Mitchell Armentrout/Sun-Times

Two miles north, a group branded as Forest City Partners — which includes Chicago consultant Henry Leong, who according to a professional biography has served as a marketing specialist for a handful of gambling companies including Trump Casino — wants to bring a 136-acre entertainment complex to an undeveloped plot bordered by farmland and a residential plot near Spring Creek and Lyford roads.

The so-called Forest City Entertainment Complex would feature “family entertainment combined with adult entertainment,” partner Tom LaSalle said.

The group had initially been planning a senior housing complex before the state’s gaming expansion passed, but they have since added a hotel, casino, water park, golf venue, a video game “kids zone” and mixed-use retail developments to the mix.

The Forest City casino would have a 60,000 square-foot gaming floor, and the overall complex — with an estimated $400 million development cost — would create 2,000 permanent jobs and generate $18 million in annual property tax revenue, the group said.

Forest City Partners have proposed a casino at Spring Creek and Lyford roads in Rockford.

Mitchell Armentrout/Sun-Times

The third proposal is led by Wisconsin real estate development firm Gorman & Company, which wants to tuck a casino next to a downtown hotel and conference center it’s already building on a 13-acre parcel along the western bank of the Rock River near Cedar Street.

The proposed Water Power Entertainment District creates “an anchor to help the downtown area flourish,” project adviser Steve Gallaway said.

Besides a 60,000-square foot, 1,200-gaming position casino, the Gorman plan includes a rock-themed bar and restaurant with a 300-to-500-seat concert hall, a bowling alley and bocce ball court, plus an aquarium with virtual reality exhibits and “touch tanks” for kids.

The casino would create 800 full-time jobs, the group said, and could get up and running in time to get a leg up on a new casino that’s vying to open just across the state border in Beloit, Wisconsin.

Gorman & Company wants to build a casino just south of their hotel in downtown Rockford, which is slated to open next year.

Gorman & Company wants to build a casino just south of their hotel in downtown Rockford, which is slated to open next year.
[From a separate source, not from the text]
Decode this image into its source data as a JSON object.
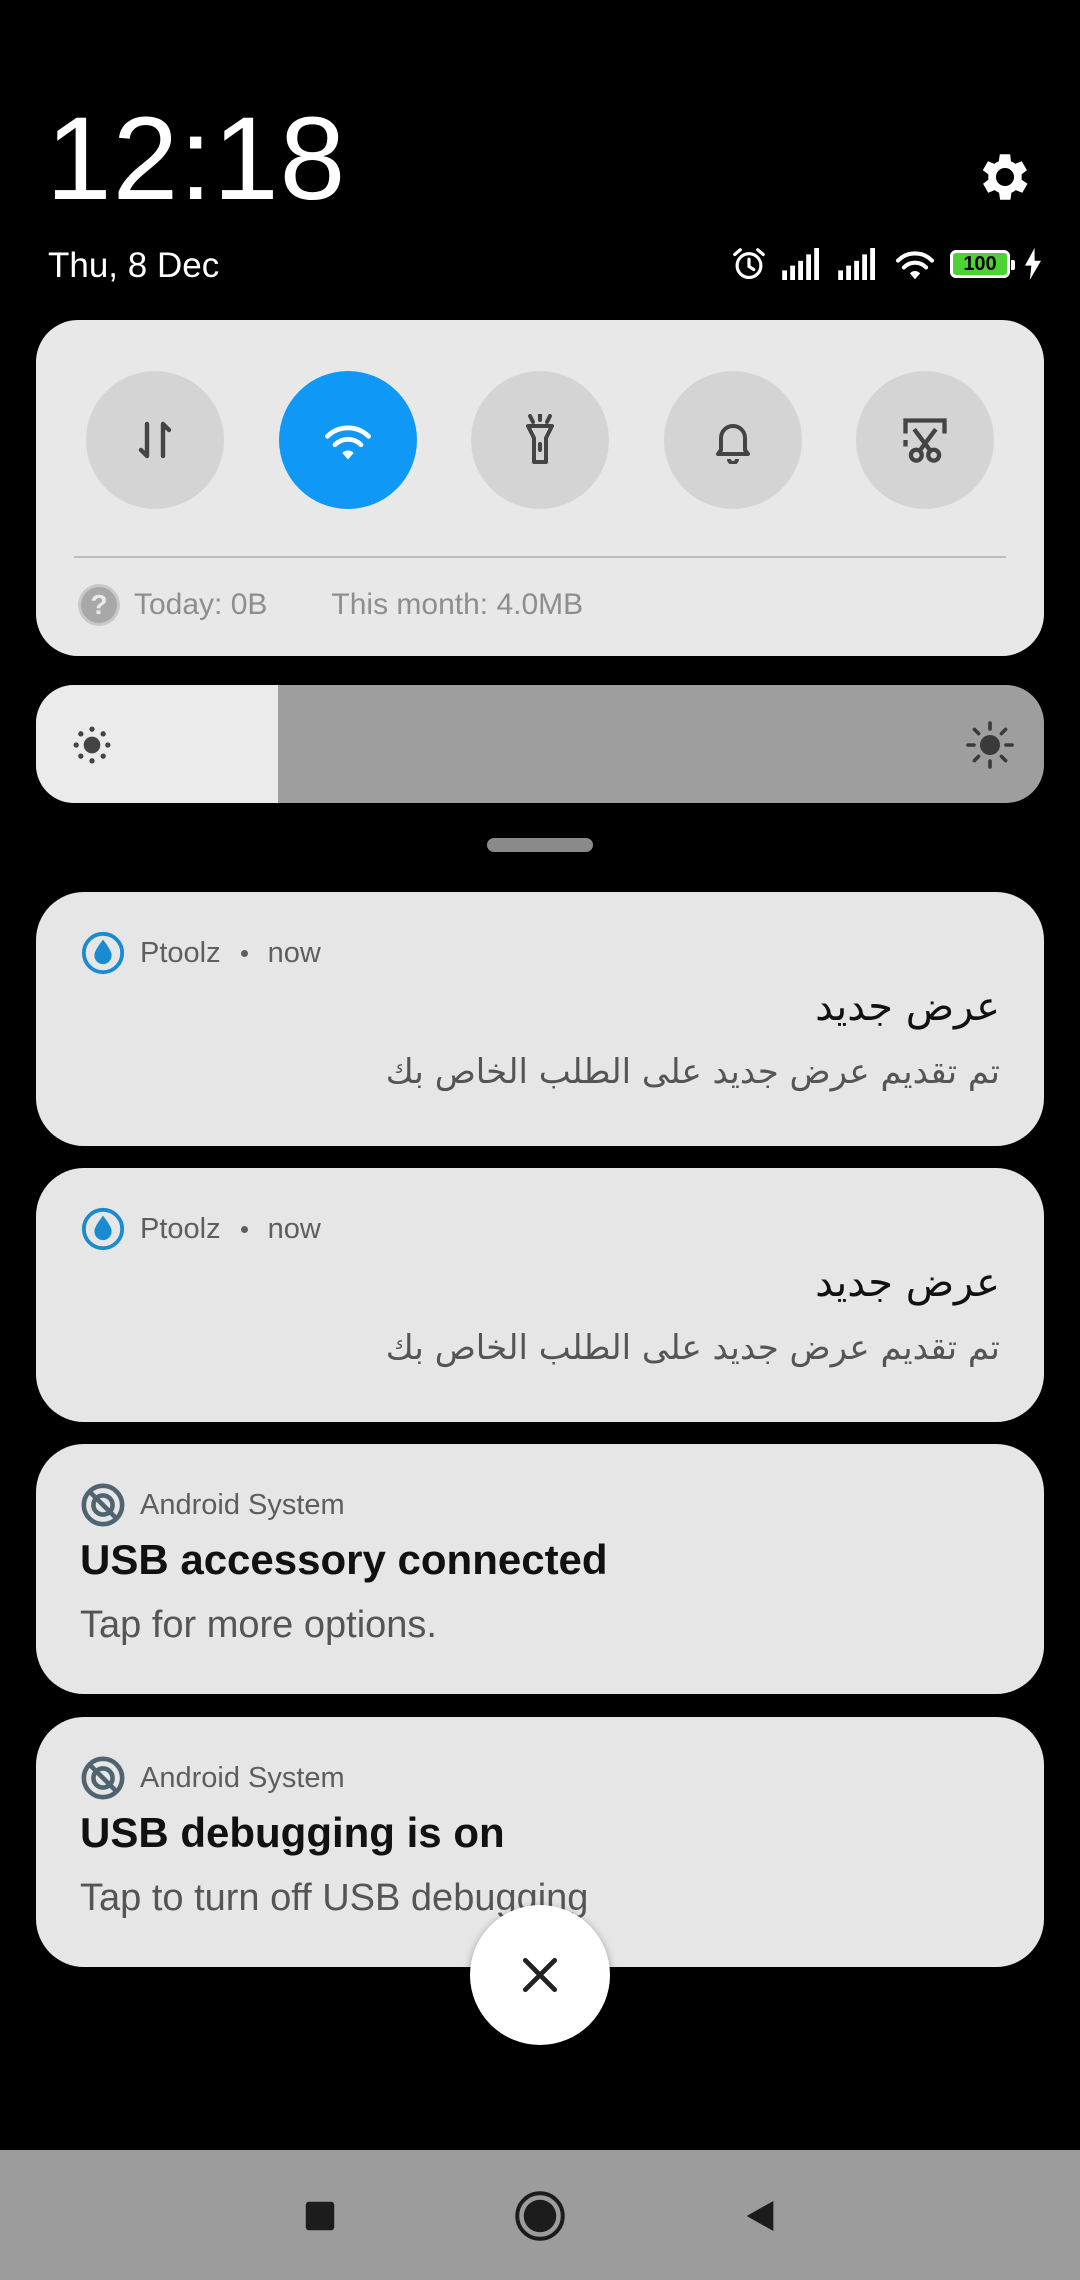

Mitchell Armentrout/Sun-Times

Like Chicago, Rockford has been floated as a possible casino site during past gambling expansion negotiations in Springfield over the past two decades, most recently with former Gov. Pat Quinn vetoing a 2013 bill that would have brought one to Rockford.
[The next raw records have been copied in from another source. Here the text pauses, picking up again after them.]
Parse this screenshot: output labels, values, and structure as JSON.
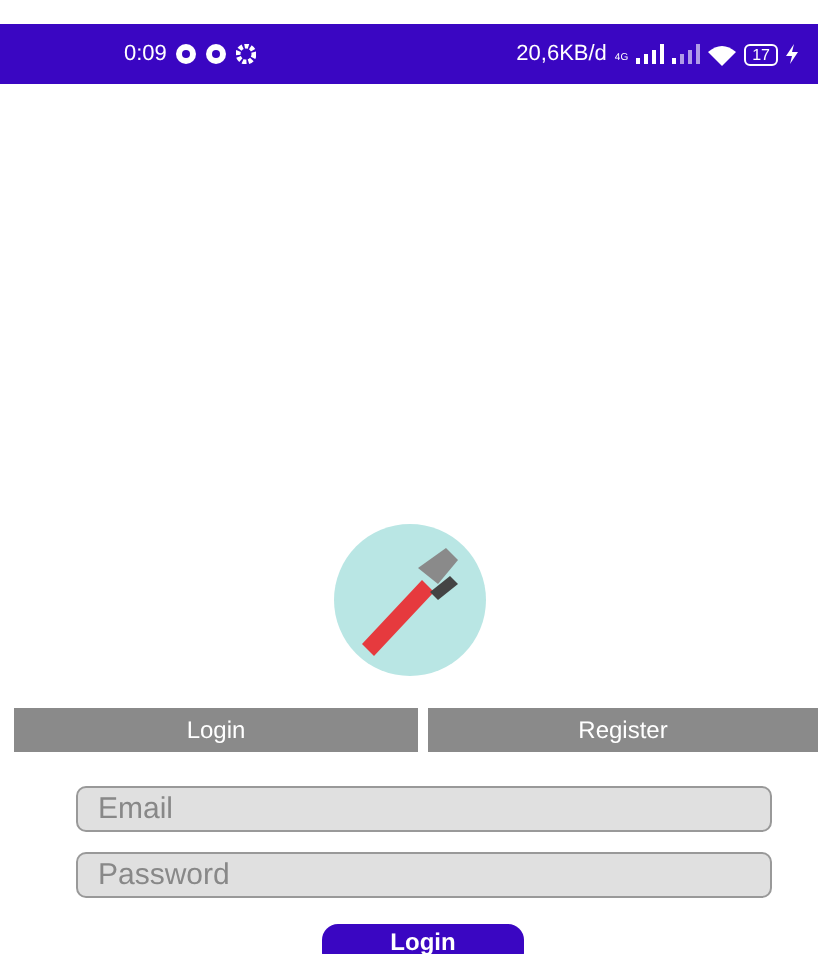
{
  "status_bar": {
    "time": "0:09",
    "speed": "20,6KB/d",
    "network": "4G",
    "battery": "17"
  },
  "tabs": [
    {
      "label": "Login"
    },
    {
      "label": "Register"
    }
  ],
  "form": {
    "email": {
      "placeholder": "Email"
    },
    "password": {
      "placeholder": "Password"
    },
    "submit": "Login"
  }
}
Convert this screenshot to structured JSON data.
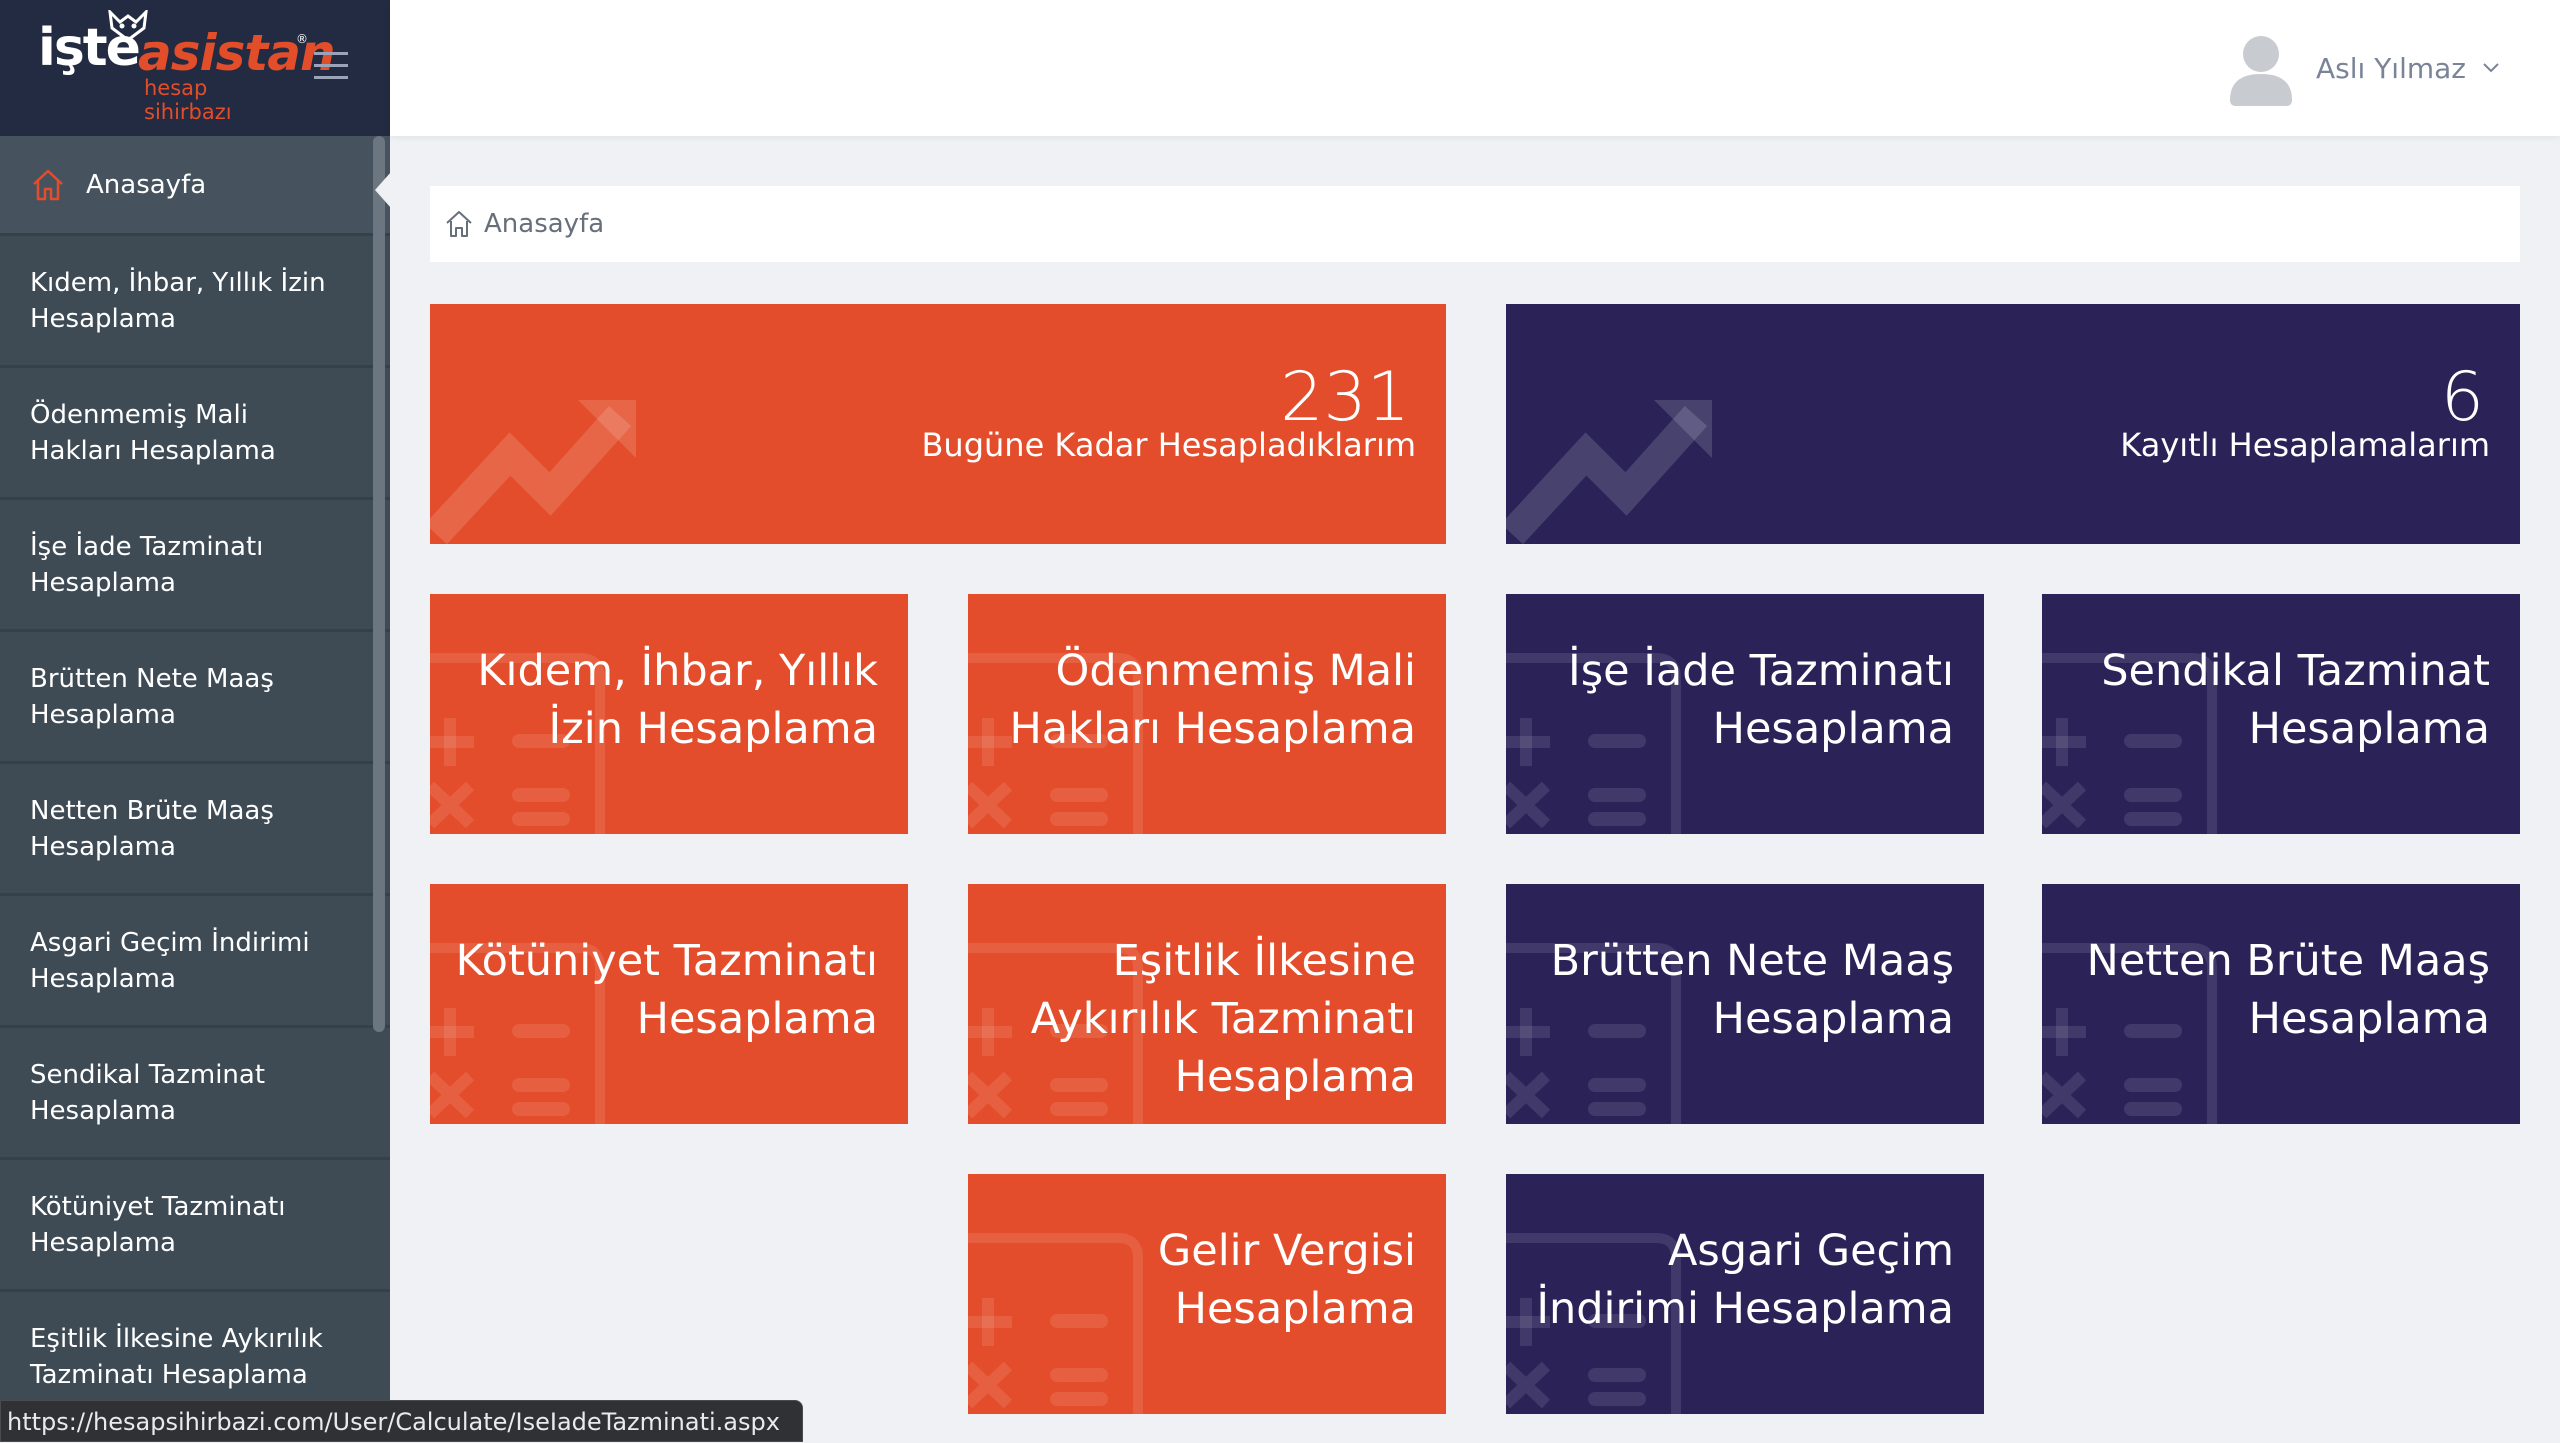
{
  "brand": {
    "name_part1": "işte",
    "name_part2": "asistan",
    "registered": "®",
    "tagline": "hesap sihirbazı",
    "accent_color": "#e34d2b",
    "navy_color": "#2b2358"
  },
  "sidebar": {
    "items": [
      {
        "label": "Anasayfa",
        "icon": "home-icon",
        "active": true
      },
      {
        "label": "Kıdem, İhbar, Yıllık İzin Hesaplama"
      },
      {
        "label": "Ödenmemiş Mali Hakları Hesaplama"
      },
      {
        "label": "İşe İade Tazminatı Hesaplama"
      },
      {
        "label": "Brütten Nete Maaş Hesaplama"
      },
      {
        "label": "Netten Brüte Maaş Hesaplama"
      },
      {
        "label": "Asgari Geçim İndirimi Hesaplama"
      },
      {
        "label": "Sendikal Tazminat Hesaplama"
      },
      {
        "label": "Kötüniyet Tazminatı Hesaplama"
      },
      {
        "label": "Eşitlik İlkesine Aykırılık Tazminatı Hesaplama"
      }
    ]
  },
  "header": {
    "user_name": "Aslı Yılmaz"
  },
  "breadcrumb": {
    "label": "Anasayfa"
  },
  "stats": [
    {
      "value": "231",
      "label": "Bugüne Kadar Hesapladıklarım",
      "color": "orange"
    },
    {
      "value": "6",
      "label": "Kayıtlı Hesaplamalarım",
      "color": "navy"
    }
  ],
  "tiles": [
    {
      "label": "Kıdem, İhbar, Yıllık İzin Hesaplama",
      "color": "orange"
    },
    {
      "label": "Ödenmemiş Mali Hakları Hesaplama",
      "color": "orange"
    },
    {
      "label": "İşe İade Tazminatı Hesaplama",
      "color": "navy"
    },
    {
      "label": "Sendikal Tazminat Hesaplama",
      "color": "navy"
    },
    {
      "label": "Kötüniyet Tazminatı Hesaplama",
      "color": "orange"
    },
    {
      "label": "Eşitlik İlkesine Aykırılık Tazminatı Hesaplama",
      "color": "orange"
    },
    {
      "label": "Brütten Nete Maaş Hesaplama",
      "color": "navy"
    },
    {
      "label": "Netten Brüte Maaş Hesaplama",
      "color": "navy"
    },
    {
      "label": "Gelir Vergisi Hesaplama",
      "color": "orange"
    },
    {
      "label": "Asgari Geçim İndirimi Hesaplama",
      "color": "navy"
    }
  ],
  "status_bar": {
    "url": "https://hesapsihirbazi.com/User/Calculate/IseIadeTazminati.aspx"
  }
}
Unlike Chicago, though, Rockford was quick to embrace video gambling terminals once they went live in 2012, and it now houses 462 of the machines at 97 different establishments across the city, the second highest number in the state, according to the Illinois Gaming Board.

And while the Gaming Board has recommended the General Assembly reconsider terms of the new Chicago casino license in light of a report that found it infeasible due to high taxes, a team of Rockford city officials is expected to make a recommendation to its city council by the end of this month.

The council will then approve one or more proposals, which, under the new gambling law, must be submitted to the Gaming Board by Oct. 26. That state agency then has up to a year to approve the winning developer.